How to bring your dining table back to life for R350.
Over the last 2 months I have been on a mission doing some light redecorating to my living room and knowing full well that I would have to finally get around to revamping my dining table with a sand and varnish, which seemed like a total drag! What I didn't realise was how effortless and satisfying this final piece of the living room make-over puzzle would be.
The table is 8 years old and was made for my showroom back when I was in retail at the Cape Quarter in De Waterkant, Cape Town. The base was made for me by Morgan Associates in KZN and is the most beautiful wrought iron rectory base. The top I had done in solid oak panels with a 60mm router edge, which was made up by my shop-fitter at the time. The table sat in so many room settings in my showroom before finally retiring to my house 5 years ago. And in all this time it has been the gathering surface for Christmas, birthday parties, dinner parties, cutting kaftans, kids art, crafting, sorting, organising and so on...
So you can imaging how many glass rings, scuffs, marks, fade patches and even a few light paint lines there were. (I wish I had taken a before pic)!
So with no major weekend plans set the time had presented itself to finally sand and varnish the table top.
I delegated the sanding task to my house assistant who happily obliged. He did this by hand with a sanding block and 3 different grains of grit. Starting with a rough, then a medium and finally a fine grit to smooth out the grain. It took about 2 hours in all, and made a fine dusty mess, which my trusty vacuum sucked straight up. This approach was great as it meant we could do it in situ.
Next up was my turn, Dan Dan DIY I call it !
Off I went to Jack Hammers in Hout Bay and looked into what to buy.
Knowing Woodoc is a good brand, and one I use to keep my outdoor furniture oiled I looked at their product. I settled on Woodeoc 10 Velvet Clear to do the job as the process on the tin seemed simple enough.
I was so excited to see what the outcome was going to be.
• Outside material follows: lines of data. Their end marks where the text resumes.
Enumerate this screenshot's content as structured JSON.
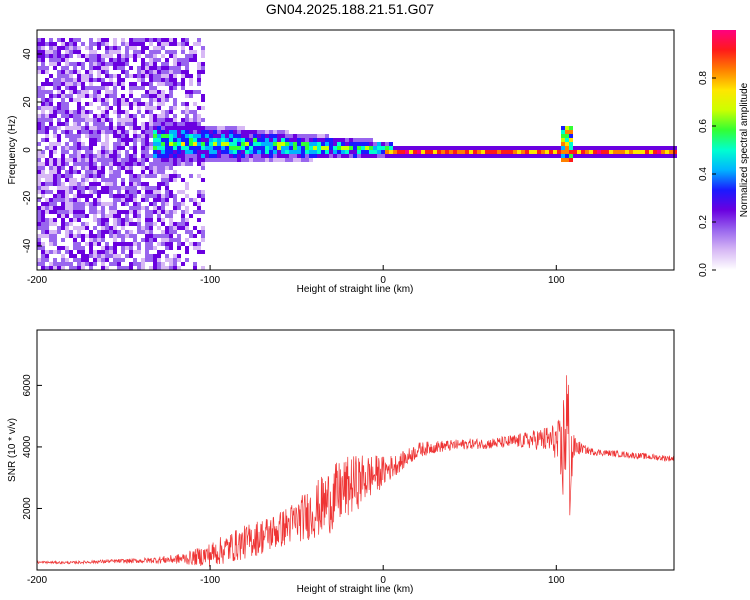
{
  "title": "GN04.2025.188.21.51.G07",
  "chart_data": [
    {
      "type": "heatmap",
      "xlabel": "Height of straight line (km)",
      "ylabel": "Frequency (Hz)",
      "xlim": [
        -200,
        168
      ],
      "ylim": [
        -50,
        50
      ],
      "xticks": [
        "-200",
        "-100",
        "0",
        "100"
      ],
      "yticks": [
        "-40",
        "-20",
        "0",
        "20",
        "40"
      ],
      "colorbar": {
        "label": "Normalized spectral amplitude",
        "range": [
          0.0,
          1.0
        ],
        "ticks": [
          "0.0",
          "0.2",
          "0.4",
          "0.6",
          "0.8"
        ],
        "colormap": "rainbow",
        "colors": [
          "#ffffff",
          "#d7b8f5",
          "#9966ee",
          "#6a00e0",
          "#1a1aff",
          "#00b4ff",
          "#00ffd0",
          "#33ff33",
          "#ccff00",
          "#ffe600",
          "#ff8000",
          "#ff1a1a",
          "#ff0080"
        ]
      },
      "features": [
        {
          "description": "broadband noise",
          "x_range": [
            -200,
            -110
          ],
          "y_range": [
            -50,
            48
          ],
          "amplitude": 0.2
        },
        {
          "description": "dispersed signal band",
          "x_range": [
            -135,
            5
          ],
          "center_hz": [
            4,
            1
          ],
          "halfwidth_hz": [
            6,
            2
          ],
          "amplitude": 0.45
        },
        {
          "description": "narrow carrier line",
          "x_range": [
            0,
            168
          ],
          "center_hz": 0,
          "halfwidth_hz": 1.5,
          "amplitude": 0.85
        },
        {
          "description": "spike",
          "x": 105,
          "y_range": [
            -5,
            10
          ],
          "amplitude": 0.6
        }
      ]
    },
    {
      "type": "line",
      "xlabel": "Height of straight line (km)",
      "ylabel": "SNR (10 * v/v)",
      "xlim": [
        -200,
        168
      ],
      "ylim": [
        0,
        7800
      ],
      "xticks": [
        "-200",
        "-100",
        "0",
        "100"
      ],
      "yticks": [
        "2000",
        "4000",
        "6000"
      ],
      "series": [
        {
          "color": "#ee3333",
          "x": [
            -200,
            -180,
            -160,
            -140,
            -120,
            -110,
            -100,
            -90,
            -80,
            -70,
            -60,
            -50,
            -40,
            -30,
            -20,
            -10,
            0,
            10,
            20,
            30,
            40,
            50,
            60,
            70,
            80,
            90,
            100,
            103,
            106,
            108,
            110,
            115,
            120,
            130,
            140,
            150,
            160,
            168
          ],
          "y": [
            250,
            240,
            280,
            300,
            350,
            400,
            500,
            700,
            900,
            1100,
            1300,
            1600,
            1900,
            2300,
            2700,
            3000,
            3200,
            3500,
            3900,
            4000,
            4050,
            4100,
            4100,
            4150,
            4200,
            4250,
            4200,
            3500,
            5000,
            3300,
            4000,
            3950,
            3850,
            3800,
            3750,
            3700,
            3650,
            3620
          ],
          "noise": [
            40,
            40,
            60,
            80,
            150,
            250,
            400,
            500,
            550,
            600,
            600,
            700,
            900,
            1100,
            1000,
            800,
            500,
            300,
            250,
            200,
            180,
            170,
            170,
            200,
            250,
            350,
            600,
            1500,
            2500,
            2000,
            400,
            150,
            120,
            100,
            100,
            100,
            100,
            100
          ]
        }
      ]
    }
  ]
}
When applying the first coat I was a little unsure about something unexpected going wrong. With DIY there are so many variables to the outcome. Anyway I pressed on. The coat went on easily enough, but I did notice what looked like oil sitting on water, which made me a bit nervous... I soon realised that this was only the varnish slowly absorbing into the wood. Long even brush strokes really helped it all get absorbed in and left the top with a light sheen which I let it dry overnight.
Day 2, I realised I didn't have the steel wool recommended on the tin for the sanding process. So back to Jack Hammers it was for me, (with a croissant stop en route). I also bought some turpentine as it recommends that you wipe the table top down after sanding with turpentine on a cloth.
The sanding with the steel wool took about 15 minutes and was quite a workout for "the old" arms, then a dust off with a dry cloth, another turps wipe down and the second coat of varnish.
Now I could really start to see results which was a very satisfying feeling indeed. #DIYgenius I am thinking! I left the table top once again to dry really well overnight.
Sunday morning I woke up, made myself a coffee and could not wait to do the final sand, wipe down and varnish - a bit like "Ground Hog Day" but this time I literally did it in my pyjamas :)
There is something so satisfying about seeing something you love be returned to its original state of beauty, I think this pulled me out of bed.
With coffee in hand, steel wool in the other, Lionel Richie playing in the background I hit the final round. It took about 40 minutes in total, and then the rest of the day to dry.
My beloved table, the family meeting point, my loyal work surface and the focal point of my living room has been restored to it original state of splendour for total cost of R350 and a bit of muscle. Now that's worth the weekend!